Sempat juga menjadi tempat berkumpulnya para seniman dan budayawan, tak pelak juga gedung ini disebut sebagai Gedung Dewan Kesenian Malang (DKM). Beberapa aktifitas yang muncul adalah pameran lukisan, teater hingga pentas pertunjukan ketoprak Siswo budoyo. Almarhum Yongki Irawan dalam bukunya Nyi Putut menyebutkan bahwa Dewan Kesenian Malang pernah berkantor di Gedung Kesenian Gajayana jalan Nusakambangan. Sedangkan di buku Empat dekade Sejarah musik kota Malang disebutkan bahwa Dewan Kesenian Malang berkantor disana pada tahun 1974 – 1990.

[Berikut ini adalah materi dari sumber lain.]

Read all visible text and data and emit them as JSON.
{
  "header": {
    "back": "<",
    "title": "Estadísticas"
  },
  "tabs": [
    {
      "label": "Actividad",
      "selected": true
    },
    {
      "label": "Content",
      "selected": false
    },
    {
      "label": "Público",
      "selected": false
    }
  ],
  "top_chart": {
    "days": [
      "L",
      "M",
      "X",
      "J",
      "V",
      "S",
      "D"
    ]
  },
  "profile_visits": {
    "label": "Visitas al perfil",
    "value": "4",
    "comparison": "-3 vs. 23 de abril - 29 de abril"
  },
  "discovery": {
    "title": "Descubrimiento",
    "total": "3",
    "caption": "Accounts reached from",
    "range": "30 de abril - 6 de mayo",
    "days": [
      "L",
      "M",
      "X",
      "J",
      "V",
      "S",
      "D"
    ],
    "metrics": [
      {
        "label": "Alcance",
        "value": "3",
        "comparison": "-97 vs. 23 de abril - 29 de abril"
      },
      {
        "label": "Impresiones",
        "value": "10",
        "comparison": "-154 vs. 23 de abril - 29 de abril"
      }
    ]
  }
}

Lembaga Kesenian Indrokilo sebagai pusat latihan dan kegiatan musik pernah menggelar Pergelaran Musik Gesek di Gedung Dewan Kesenian Malang jalan Nusakambangan nomor 19 Malang pada tanggal 6 Oktober 1985. Penyebutan gedung kesenian itu menggunakan nama Gedung Dewan Kesenian Malang, sebelum berubah menjadi gedung Kesenian Gajayana.
Renovasi selanjutnya yang cukup besar dilakukan pada era Gubernur Kepala Daerah Tingkat I Jawa Timur Soelarso. Dimana pada tanggal 13 Nopember 1989 telah dilakukan perbaikan yang dilanjutkan perubahaan nama gedung. Dari penamaan Gedung Cenderawasih berubah menjadi Gedung Kesenian Gajayana.

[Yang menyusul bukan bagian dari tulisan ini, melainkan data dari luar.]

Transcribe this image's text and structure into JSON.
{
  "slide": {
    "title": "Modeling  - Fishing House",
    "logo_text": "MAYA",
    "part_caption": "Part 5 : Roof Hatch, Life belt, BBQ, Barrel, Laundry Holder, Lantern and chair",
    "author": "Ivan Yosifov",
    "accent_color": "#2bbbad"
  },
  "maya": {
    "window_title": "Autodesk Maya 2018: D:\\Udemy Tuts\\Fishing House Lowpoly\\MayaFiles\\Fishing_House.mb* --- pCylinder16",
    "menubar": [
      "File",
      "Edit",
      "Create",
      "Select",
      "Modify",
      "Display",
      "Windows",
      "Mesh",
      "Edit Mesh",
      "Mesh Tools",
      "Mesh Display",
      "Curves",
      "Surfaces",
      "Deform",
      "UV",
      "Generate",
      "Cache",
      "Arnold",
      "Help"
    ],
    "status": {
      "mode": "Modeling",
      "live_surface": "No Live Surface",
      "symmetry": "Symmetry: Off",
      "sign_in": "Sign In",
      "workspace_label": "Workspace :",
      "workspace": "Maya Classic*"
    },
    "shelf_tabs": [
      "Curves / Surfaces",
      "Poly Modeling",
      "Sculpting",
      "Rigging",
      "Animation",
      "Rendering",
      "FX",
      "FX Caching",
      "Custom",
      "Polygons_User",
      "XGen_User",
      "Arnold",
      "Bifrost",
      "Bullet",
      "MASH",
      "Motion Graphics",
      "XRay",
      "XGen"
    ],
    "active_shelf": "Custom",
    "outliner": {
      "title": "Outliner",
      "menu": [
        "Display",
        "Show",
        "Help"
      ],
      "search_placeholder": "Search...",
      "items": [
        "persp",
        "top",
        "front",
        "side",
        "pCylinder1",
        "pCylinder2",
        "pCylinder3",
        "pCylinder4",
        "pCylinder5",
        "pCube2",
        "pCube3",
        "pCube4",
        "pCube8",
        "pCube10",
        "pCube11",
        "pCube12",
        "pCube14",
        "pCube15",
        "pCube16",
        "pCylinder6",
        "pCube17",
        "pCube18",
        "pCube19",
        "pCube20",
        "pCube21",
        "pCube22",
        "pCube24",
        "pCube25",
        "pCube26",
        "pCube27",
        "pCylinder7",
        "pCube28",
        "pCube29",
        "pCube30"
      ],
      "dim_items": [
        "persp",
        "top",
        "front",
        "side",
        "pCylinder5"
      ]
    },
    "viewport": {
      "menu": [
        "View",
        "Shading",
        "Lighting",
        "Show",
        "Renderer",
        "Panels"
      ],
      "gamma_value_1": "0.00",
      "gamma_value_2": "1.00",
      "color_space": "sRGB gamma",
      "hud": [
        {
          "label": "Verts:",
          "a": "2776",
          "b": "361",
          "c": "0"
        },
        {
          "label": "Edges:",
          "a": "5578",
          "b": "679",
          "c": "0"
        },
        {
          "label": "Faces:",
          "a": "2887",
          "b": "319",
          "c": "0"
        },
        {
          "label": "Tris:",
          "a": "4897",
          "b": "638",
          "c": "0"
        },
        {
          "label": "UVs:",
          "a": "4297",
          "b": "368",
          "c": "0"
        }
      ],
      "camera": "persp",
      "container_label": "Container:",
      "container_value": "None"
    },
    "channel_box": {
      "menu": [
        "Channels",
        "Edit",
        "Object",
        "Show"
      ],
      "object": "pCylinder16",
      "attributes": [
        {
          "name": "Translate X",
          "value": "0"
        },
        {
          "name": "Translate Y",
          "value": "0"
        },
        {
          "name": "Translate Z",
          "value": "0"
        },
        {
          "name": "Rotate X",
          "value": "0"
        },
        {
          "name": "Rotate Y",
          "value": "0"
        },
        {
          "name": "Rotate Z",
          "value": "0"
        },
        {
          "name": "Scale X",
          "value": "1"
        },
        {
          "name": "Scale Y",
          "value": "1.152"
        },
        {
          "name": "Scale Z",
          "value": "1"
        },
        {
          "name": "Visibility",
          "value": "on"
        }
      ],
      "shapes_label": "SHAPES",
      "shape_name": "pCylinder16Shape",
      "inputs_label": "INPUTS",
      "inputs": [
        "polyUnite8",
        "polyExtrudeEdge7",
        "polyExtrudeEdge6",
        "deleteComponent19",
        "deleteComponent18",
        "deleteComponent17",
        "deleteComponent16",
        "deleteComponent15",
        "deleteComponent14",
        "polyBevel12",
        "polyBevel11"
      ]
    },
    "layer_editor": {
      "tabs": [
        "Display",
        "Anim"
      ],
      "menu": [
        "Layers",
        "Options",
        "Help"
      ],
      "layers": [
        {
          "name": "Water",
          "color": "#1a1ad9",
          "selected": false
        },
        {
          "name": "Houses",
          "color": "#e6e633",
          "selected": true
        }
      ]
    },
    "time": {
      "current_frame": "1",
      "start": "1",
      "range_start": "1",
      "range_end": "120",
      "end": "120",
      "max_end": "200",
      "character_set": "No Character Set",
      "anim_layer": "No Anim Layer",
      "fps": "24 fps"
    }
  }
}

Selain sebagai gedung serbaguna, gedung ini acap kali dipergunakan oleh warga keturunan Arab untuk acara-acara pernikahan.
Pada sekitar akhir tahun 2016, di lantai dua gedung kesenian Gajayana (balkon) terletak Museum Musik Indonesia (MMI). Keberadaan MMI di gedung kesenian ini merupakan fasilitasi dari Walikota Abah Anton dan ditindaklanjuti oleh Dinas Kebudayaan dan Pariwisata Kota Malang. Keberadaan MMI di gedung kesenian Gajahyana ini diperkuat dengan surat ijin pinjam yang dikeluarkan tanggal 1 Juli 2018. Berbagai koleksi alat musik, piringan hitam, kaset hingga memorabilia sejarah musik Indonesia ada disana. Keberadaan MMI di gedung kesenian gajayana berakhir pada tahun 2023 yang selanjutnya menempati Gedung Penunjang Museum Mpu Purwa dibawah Dinas pendidikan dan Kebudayaan kota Malang.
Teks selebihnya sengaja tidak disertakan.